The most successful blogs--at least in the world of politics--are either produced by long-established writers like Mickey Kaus and Andrew Sullivan, or they are
associated with major publications like National Review, the Wall Street Journal, or the American Prospect.Should the marketplace show its appreciation by generating significant revenue for a blogger, you know what will happen? A big newspaper or magazine will offer him or her a job. That's why McDonald's sells fajitas now. And that's why bloggers aren't going to put serious media publications out of business.

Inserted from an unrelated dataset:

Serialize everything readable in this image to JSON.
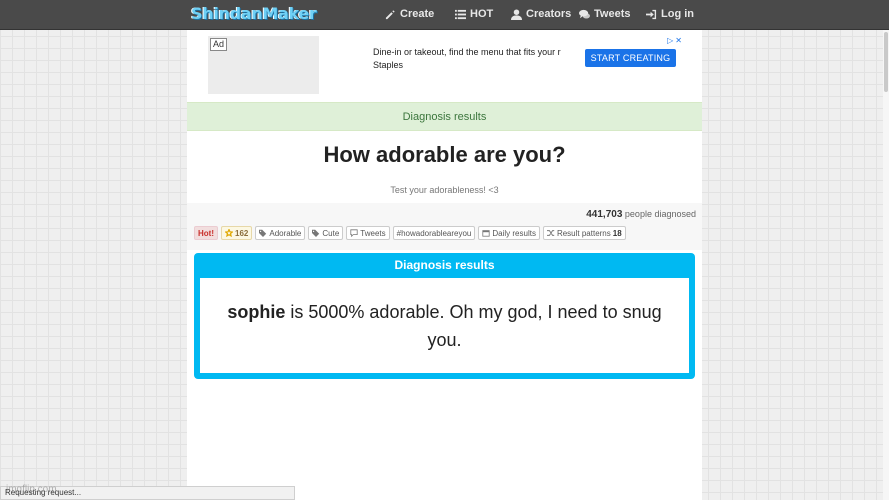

Mr. Goldberg pulls a rather misleading bait-and-switch here. He starts out by, I think accurately, saying that many bloggers believe that they are part of a phenomenon that could "transform the way ideas and news are disseminated and consumed". He then seems to implicitly acknowledge that they have in fact effected such a transformation already: " [A] lot of journalists and academics spend a scandalously large fraction of their time surfing the Internet". And, as he notes, even he writes for a blog at National Review. Now, I don't know the circulation figures for the print edition of National Review, nor how many site visits they get a day, but we have to assume the second number is at least a factor of ten higher than the first. And from everything we've seen in various arguments between The American Prospect and other folks, it seems likely that The Corner, the blog at National Review, is probably the most popular feature at the site. So, if we consider opinion journalism for a moment only in terms of the impact it may have on public opinion, then Mr. Goldberg must be said to write primarily for the Web, even for the blog. His stuff just happens to get put on paper, for which he gets paid. Ask yourself a simple question: would Mr. Goldberg's influence (regardless of how much or how little that may be) on the national conversation be appreciably diminished if the magazine stopped printing his writings but continued to publish him at the website?